Duty to disclose material facts – items listed on repair request

QUESTION: I represent a seller. The house went under contract and the buyer engaged a home inspector. During the due diligence period, the buyer submitted a Due  Diligence Request and Agreement (Standard Form 310-T) that listed several requested repairs. Some of the repairs were significant (an HVAC unit that must be replaced)  and some were extremely minor (door stops that needed adjusting). The parties were unable to reach agreement on the repairs and the buyer terminated the contract. Now  that the house is back on the market, do I have to disclose all of the items that were listed on the first buyer’s Form 310-T, even the minor ones?

ANSWER: The general rule, which is codified in both the North Carolina Real Estate License Law and the REALTOR® Code of Ethics, is that real estate agents must make a  full and prompt disclosure of all facts that are material to a transaction they are involved in. The duty of disclosure relates not only to material facts the agent knows but also  to material facts about which the agent should reasonably have known.

Defining what facts are material is admittedly difficult. In the Real Estate Manual published by the North Carolina Real Estate Commission, the authors write: “[A]ny definition  necessarily will be somewhat vague because the concept is intended to have broad application, thereby defying specific definition. This is complicated by the fact that a given fact may be considered “material” and require disclosure in one context, but not in another. In its broadest sense, a “material fact” may be said to be any fact that is important  or relevant to the issue at hand.”

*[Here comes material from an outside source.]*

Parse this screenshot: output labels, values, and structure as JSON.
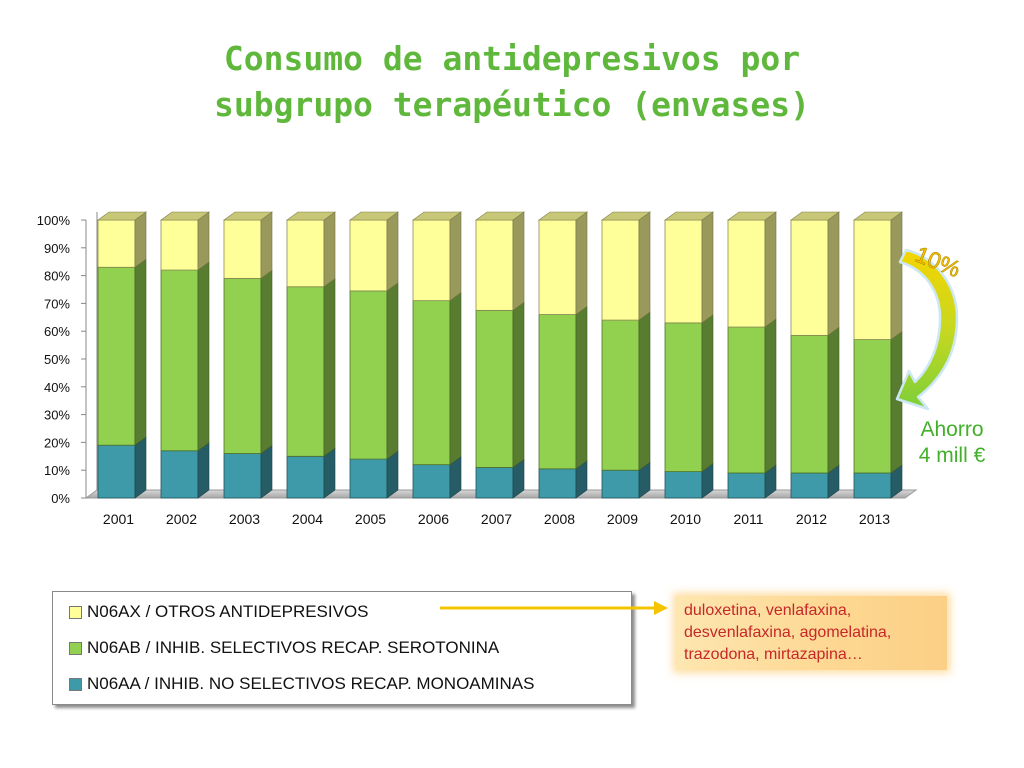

When dealing with facts about the property itself, the Real Estate Manual states that any “significant property defect or abnormality” is a material fact. Examples given are a  structural defect, a malfunctioning system, a leaking roof, or a drainage or flooding problem.

Applying this guidance to the facts here, it is important to distinguish between what the listing agent was told and what the agent knew. If the buyer in this case merely  requested that the HVAC system be replaced without providing a report by a qualified inspector, the listing agent arguably does not know that the HVAC unit really requires  replacement. However, at a minimum, the request for this “repair” is a red flag and the listing agent should inquire further. If buyer number one did provide an inspection  report that noted a faulty HVAC unit, or if the agent confirms a problem with the HVAC unit, the agent would clearly have a duty to disclose that defect to subsequent buyers.  It does not matter that this fact was not known when the property was originally listed for sale, nor does it matter that a previous buyer (or their inspector) was the source of  the listing agent’s knowledge.

In contrast, just because the listing agent has learned that some door stops may need adjusting does not transform that exceedingly minor “defect” into a material fact. That is not something that needs to be investigated further or disclosed to subsequent buyers. Other examples of non-material defects include a dripping faucet, and cosmetic items  like scratches on a hardwood floor and cracked ceramic tiles.